A lola
la fuerza del cariño
Hasta ahora siempre he estado tratando de mantener los hilos de los acontecimientos de mi vida bien sujetos. Con la misma sensación que de niña tenía cuando me compraban un globo. “Agárralo bien fuerte para que no se te escape”, me decía la tata, y el miedo a que se me escapara era tan atroz que los deditos de tan fuerte que agarraba la cuerda se me llegaban a poner del color de los labios de un muerto. Lo sujetaba con determinación, pero siempre había un momento, como cuando me detenía a ver jugar a otros niños, que el globo se me escapaba de las manos. Escuchaba entonces la misma frase de siempre: “pero mira que eres tonta, ¿no te dije que lo agarraras con fuerza?” Y bajo la tristeza de perder el globo y de sentir que era incapaz de retenerlo conmigo, hundía la pena de defraudar a tata . El globo me había abandonado y mis manos vacías y heladas se merecían el azul picor azul que mis dedos sufrían de vuelta al calor de la culpa. Pero aún así, –niña cabezota– a cada nueva ocasión pedía que me comprasen otro globo, no ya por la ilusión de poseer uno nuevamente, sino por probarme a mí misma que era capaz de retenerlo conmigo, y así poder decirle entonces a tata: -¿ves tata, ves que sí puedo?
Hoy, en uno de esos insoportables centros comerciales donde “todo es Navidad”, he visto pasar a un niño que sujetaba con una mano un enorme globo rojo y con la otra iba agarrado a la de su madre. Curiosamente, mi retina ha capturado la imagen desde dos ángulos distintos a la vez, como si mirase desde los cuatro ojos de un insecto minusválido (las libélulas tienen treinta mil pequeños ojos, por eso.) Frente a mí, se me estampaba una imagen fragmentada y discontinua de mí misma, como si estuviera viendo mi propia actuación en una película cuya escena alternase secuencias de flashback (miraba entonces con los ojos de la madre que llevaba al niño del globo rojo), con otras que aunque aún no habían sucedido yo sabía que ocurrirían, (como una prolepsis argumental proyectada desde la mirada del niño). Entonces era yo el niño que intentaba agarrarse al futuro, o tal vez sucedía al revés, pues niño y madre cambiaban de papel sin apenas darme cuenta. O tal vez, como ahora lo recuerdo, mi mente reproducía cuatro imágenes simultáneas tratando de alterar la lógica sucesión de los acontecimientos. Acaso, de sus consecuencias.

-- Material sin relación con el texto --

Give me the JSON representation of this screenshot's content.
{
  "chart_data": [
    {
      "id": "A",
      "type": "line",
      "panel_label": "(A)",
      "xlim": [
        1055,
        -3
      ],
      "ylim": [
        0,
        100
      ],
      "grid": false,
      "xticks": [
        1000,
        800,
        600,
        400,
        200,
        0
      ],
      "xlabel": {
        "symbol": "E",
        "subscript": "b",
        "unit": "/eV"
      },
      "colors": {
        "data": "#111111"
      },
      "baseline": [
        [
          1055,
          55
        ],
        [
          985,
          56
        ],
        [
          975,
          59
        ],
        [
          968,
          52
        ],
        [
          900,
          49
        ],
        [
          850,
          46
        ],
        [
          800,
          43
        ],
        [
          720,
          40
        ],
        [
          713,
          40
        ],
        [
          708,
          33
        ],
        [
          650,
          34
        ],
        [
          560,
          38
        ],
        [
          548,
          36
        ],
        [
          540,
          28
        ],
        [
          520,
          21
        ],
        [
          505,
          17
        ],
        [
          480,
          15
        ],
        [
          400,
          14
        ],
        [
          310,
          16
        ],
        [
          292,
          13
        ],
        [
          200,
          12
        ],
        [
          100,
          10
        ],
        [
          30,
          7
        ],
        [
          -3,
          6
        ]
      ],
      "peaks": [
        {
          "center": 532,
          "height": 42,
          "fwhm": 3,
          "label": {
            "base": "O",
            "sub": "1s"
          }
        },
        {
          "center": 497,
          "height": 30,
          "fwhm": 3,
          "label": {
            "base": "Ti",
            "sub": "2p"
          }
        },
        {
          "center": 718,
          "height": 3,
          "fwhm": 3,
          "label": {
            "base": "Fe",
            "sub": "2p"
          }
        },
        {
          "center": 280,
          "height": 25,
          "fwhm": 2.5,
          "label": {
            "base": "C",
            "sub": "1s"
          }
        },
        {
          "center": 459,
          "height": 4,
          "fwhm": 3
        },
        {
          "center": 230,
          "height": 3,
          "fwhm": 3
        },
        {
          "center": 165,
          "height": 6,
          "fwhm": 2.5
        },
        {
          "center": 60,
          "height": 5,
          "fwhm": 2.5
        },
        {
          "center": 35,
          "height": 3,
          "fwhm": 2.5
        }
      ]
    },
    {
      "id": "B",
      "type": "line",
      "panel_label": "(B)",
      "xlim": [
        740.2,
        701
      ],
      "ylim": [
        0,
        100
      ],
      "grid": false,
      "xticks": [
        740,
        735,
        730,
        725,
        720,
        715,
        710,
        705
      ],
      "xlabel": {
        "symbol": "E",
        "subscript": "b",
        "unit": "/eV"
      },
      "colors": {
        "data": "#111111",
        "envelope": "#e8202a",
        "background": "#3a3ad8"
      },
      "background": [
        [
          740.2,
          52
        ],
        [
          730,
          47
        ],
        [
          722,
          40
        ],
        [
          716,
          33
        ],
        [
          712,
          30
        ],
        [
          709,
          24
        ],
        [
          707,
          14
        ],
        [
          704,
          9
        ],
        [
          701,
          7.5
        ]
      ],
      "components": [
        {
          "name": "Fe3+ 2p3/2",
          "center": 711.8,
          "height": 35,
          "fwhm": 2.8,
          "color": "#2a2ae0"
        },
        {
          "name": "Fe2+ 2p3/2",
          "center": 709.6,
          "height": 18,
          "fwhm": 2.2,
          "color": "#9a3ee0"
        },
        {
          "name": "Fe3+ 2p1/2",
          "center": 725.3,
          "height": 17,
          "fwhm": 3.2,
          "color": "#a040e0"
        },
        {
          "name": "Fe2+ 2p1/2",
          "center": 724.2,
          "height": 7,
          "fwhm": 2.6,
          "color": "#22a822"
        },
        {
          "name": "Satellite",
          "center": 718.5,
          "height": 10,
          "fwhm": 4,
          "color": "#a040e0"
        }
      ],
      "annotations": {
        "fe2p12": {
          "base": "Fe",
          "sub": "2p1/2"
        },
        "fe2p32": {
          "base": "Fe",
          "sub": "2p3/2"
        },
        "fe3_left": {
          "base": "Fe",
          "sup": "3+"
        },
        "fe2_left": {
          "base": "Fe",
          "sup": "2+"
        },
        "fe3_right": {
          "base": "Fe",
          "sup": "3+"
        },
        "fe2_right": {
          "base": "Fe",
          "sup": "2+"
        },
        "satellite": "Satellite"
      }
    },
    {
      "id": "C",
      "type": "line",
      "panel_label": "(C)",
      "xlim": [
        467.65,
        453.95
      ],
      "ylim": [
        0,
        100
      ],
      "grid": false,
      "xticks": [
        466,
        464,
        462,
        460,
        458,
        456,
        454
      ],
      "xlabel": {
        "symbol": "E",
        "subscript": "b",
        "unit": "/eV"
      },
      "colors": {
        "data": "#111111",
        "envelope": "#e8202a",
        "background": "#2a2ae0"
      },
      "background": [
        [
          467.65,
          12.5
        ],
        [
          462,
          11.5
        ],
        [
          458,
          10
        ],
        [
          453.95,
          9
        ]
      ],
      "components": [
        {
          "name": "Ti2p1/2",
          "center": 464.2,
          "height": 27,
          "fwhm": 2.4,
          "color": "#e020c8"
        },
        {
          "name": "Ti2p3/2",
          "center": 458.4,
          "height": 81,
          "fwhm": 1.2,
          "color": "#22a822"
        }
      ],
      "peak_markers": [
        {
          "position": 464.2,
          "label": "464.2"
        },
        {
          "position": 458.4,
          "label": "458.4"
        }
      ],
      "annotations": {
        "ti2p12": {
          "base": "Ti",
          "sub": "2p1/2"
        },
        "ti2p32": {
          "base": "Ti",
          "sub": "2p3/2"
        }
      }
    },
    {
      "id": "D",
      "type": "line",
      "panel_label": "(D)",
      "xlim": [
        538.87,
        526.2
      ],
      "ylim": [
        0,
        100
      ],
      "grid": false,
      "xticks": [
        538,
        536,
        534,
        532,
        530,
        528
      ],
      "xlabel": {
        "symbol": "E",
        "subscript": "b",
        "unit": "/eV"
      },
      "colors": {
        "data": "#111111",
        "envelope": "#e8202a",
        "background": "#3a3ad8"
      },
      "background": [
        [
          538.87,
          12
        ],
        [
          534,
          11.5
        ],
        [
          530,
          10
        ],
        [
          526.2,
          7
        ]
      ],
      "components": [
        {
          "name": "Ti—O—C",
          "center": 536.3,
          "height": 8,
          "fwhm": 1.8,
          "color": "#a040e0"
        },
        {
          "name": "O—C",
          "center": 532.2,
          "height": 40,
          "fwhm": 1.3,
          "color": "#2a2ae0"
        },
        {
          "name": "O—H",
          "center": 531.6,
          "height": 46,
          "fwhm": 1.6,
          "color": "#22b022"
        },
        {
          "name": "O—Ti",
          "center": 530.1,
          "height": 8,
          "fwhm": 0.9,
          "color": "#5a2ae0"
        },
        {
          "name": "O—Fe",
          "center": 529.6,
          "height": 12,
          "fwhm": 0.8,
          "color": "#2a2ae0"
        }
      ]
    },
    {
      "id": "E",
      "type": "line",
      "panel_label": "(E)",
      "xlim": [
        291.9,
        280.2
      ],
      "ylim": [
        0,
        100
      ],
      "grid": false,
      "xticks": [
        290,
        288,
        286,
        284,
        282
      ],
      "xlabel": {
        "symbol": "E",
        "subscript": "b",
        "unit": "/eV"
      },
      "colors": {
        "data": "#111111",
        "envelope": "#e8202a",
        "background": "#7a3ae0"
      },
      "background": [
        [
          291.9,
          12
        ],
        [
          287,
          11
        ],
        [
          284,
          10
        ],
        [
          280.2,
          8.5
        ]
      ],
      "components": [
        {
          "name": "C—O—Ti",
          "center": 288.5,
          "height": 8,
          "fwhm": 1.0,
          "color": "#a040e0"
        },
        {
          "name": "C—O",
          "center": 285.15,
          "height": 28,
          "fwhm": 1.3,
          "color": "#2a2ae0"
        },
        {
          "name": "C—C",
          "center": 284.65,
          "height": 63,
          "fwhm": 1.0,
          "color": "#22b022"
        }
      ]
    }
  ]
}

Pienso ahora en esas personas a las que he querido en mi infancia con toda la fuerza de la que era capaz y de las que sin embargo me sentí abandonada. Personas que me hicieron creer que existía un amor biológico, o en su defecto, un amor por decreto, sin tener entonces la edad y capacidad suficientes para entender que no siempre es así. Imagino ahora que cuando niña, sujetaba a mis seres queridos con las cuerdas de esa necesidad que todos tenemos de sentirnos queridos, como si fueran preciados globos de gas. Pensaba, como me hicieron creer desde la primera gota de creencias mamada de la teta de mi madre, que la capacidad de querer venía dada en el código genético y que probablemente el gen “amor” de mi código, el que a mí me había tocado, debía estar defectuoso,pues por más fuerzas que yo emplease (y por culpa de mis distracciones infantiles), parecía ser que cada globo de gas que llegaba a mis manos lo dejaba escapar. Desde mi habitación, a pesar de andar siempre con los pies de puntillas, los sentía alejarse alto, muy alto, altísimo, donde seguramente yo nunca alcanzaría a llegar.

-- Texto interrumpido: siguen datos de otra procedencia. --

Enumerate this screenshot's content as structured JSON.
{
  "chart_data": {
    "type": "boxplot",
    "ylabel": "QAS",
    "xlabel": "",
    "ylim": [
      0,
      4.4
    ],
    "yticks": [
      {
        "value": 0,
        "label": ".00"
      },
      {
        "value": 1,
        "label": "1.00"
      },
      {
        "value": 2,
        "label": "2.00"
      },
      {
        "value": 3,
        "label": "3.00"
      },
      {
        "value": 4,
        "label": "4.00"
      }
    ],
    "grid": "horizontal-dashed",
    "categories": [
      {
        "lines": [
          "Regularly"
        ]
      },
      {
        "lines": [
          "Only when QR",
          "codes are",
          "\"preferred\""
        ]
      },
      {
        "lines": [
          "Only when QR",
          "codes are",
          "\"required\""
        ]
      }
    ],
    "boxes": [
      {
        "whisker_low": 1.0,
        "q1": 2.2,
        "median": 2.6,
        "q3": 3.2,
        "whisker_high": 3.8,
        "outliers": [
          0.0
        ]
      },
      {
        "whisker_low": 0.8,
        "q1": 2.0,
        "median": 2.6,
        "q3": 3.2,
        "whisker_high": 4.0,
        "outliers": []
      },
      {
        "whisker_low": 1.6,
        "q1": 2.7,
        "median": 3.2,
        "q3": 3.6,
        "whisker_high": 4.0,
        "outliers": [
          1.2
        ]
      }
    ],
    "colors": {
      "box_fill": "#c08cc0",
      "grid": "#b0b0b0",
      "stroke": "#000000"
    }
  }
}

Convertido ahora el cielo que miro en un graffiti de globos de colores diluidos, este se me hace cementerio de esos seres queridos y al mirarlo, trago olas que convierten mis recuerdos en sal. El resto de mis fragmentos suben hasta una dulce luna naranja formando un mosaico de mí misma. Y compruebo desde la altura de la madurez, que somos el gas de cada globo que elegimos, que el amor se da o no se da, y que no hay gen ni rojo hilo de sangre que pueda atar el cariño.